Below, Harry Chapin performs what may be his best-known and most enduring song — and the subject of it, his son, talks about his father, who died when he was very young.
Meantime, there’s great information about how the song came to be at this website, quoting Chapin’s wife, Sandy, who wrote the poem that became the basis of the song. “Cat’s in the Cradle” became Chapin’s only #1 hit:
“Harry wrote exactly the right upbeat melody over a sad lyric, and it was very catchy and repeatable so people could sing it,” she said. “The other thing is there is probably a twitch in people’s brain from their childhood, a familiarity. It was a happy combination of circumstances.”

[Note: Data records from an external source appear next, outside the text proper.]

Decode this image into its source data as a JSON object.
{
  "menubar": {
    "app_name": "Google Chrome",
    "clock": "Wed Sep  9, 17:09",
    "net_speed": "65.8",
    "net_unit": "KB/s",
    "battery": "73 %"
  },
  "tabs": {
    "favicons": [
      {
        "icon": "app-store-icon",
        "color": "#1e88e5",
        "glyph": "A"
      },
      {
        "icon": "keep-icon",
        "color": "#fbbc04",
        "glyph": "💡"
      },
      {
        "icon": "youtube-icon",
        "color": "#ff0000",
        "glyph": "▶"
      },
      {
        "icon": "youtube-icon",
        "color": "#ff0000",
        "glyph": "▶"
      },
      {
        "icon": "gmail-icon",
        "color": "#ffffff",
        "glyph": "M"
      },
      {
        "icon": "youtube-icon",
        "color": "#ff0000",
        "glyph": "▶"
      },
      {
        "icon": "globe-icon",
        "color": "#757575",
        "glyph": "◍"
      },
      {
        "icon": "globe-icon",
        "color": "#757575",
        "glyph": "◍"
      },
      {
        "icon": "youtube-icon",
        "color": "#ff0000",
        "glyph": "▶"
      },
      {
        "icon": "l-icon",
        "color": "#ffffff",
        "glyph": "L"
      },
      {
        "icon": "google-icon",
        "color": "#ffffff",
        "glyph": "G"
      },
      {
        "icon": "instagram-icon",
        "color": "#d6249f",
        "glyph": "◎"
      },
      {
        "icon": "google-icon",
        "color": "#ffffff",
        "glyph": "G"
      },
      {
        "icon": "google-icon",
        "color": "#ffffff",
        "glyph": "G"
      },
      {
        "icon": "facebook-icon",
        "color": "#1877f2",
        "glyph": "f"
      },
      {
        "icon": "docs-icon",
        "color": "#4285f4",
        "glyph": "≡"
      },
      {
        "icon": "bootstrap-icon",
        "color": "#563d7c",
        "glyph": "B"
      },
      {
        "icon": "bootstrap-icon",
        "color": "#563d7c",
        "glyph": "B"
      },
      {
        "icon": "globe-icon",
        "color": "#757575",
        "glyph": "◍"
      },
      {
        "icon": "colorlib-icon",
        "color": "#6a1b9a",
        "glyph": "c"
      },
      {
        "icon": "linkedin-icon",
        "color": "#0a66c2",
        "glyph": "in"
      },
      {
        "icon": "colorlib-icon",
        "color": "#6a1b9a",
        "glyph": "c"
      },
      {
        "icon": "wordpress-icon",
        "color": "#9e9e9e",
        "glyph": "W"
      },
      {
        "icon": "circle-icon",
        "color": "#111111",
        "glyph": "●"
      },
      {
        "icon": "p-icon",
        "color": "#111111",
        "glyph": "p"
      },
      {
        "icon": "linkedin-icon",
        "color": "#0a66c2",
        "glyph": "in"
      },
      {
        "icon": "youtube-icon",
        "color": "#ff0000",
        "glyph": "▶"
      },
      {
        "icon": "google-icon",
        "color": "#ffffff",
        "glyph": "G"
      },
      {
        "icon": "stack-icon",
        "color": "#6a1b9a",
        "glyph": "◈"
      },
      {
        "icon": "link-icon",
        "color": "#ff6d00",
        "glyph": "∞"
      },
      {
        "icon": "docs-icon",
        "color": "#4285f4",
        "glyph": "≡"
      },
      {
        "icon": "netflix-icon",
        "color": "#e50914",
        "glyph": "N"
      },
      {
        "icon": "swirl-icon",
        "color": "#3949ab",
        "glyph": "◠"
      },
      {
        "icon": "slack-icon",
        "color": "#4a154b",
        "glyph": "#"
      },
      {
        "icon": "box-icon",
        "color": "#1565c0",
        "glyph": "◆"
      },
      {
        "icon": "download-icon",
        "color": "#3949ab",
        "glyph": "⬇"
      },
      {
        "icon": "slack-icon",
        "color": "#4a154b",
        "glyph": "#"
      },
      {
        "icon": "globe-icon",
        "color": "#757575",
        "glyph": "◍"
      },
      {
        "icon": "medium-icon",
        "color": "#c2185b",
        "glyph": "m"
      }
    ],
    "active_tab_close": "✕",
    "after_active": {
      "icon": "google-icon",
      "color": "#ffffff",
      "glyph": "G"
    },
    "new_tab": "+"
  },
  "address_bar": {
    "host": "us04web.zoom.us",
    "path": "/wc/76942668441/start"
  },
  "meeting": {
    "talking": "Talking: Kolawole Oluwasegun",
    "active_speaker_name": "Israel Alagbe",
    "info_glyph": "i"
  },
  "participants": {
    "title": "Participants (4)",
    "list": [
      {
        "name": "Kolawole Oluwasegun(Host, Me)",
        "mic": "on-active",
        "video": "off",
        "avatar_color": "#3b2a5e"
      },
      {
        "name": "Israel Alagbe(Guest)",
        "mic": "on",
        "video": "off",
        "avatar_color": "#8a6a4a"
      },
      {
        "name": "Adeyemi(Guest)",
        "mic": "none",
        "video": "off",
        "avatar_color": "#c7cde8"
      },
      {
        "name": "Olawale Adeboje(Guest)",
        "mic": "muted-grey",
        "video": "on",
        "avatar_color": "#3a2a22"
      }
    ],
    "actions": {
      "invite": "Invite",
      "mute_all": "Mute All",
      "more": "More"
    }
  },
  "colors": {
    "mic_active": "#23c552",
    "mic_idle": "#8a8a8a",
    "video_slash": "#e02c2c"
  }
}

When Harry’s album “Verities and Balderdash” was about to be released, David Geffen, the interim president of Geffen Records, selected “Cat’s in the Cradle” as the album’s lead single.
“Harry came home and told me that, and I said you can’t do that; it’s ridiculous. That song will only appeal to 45-year-old men, and they don’t buy records,” said Sandy. The song went to number one, and it was Harry’s only number one record. “It just goes to show how wrong you can be,” she added.
“I think the reason people responded and continue to respond is because it is a real life story, and everybody has a piece of that experience,” said Sandy. “We still get letters about that song today. Parents responded by deciding they were going to do better and be home for their kids more.”
“The whole point of the story is that we learn our lessons in life by making mistakes, by trial and error, by experience,” she said, adding, “It would be great if we could learn about the future ahead of time, but we have to learn the hard way. It’s like the old saying–too old too soon, too wise too late.”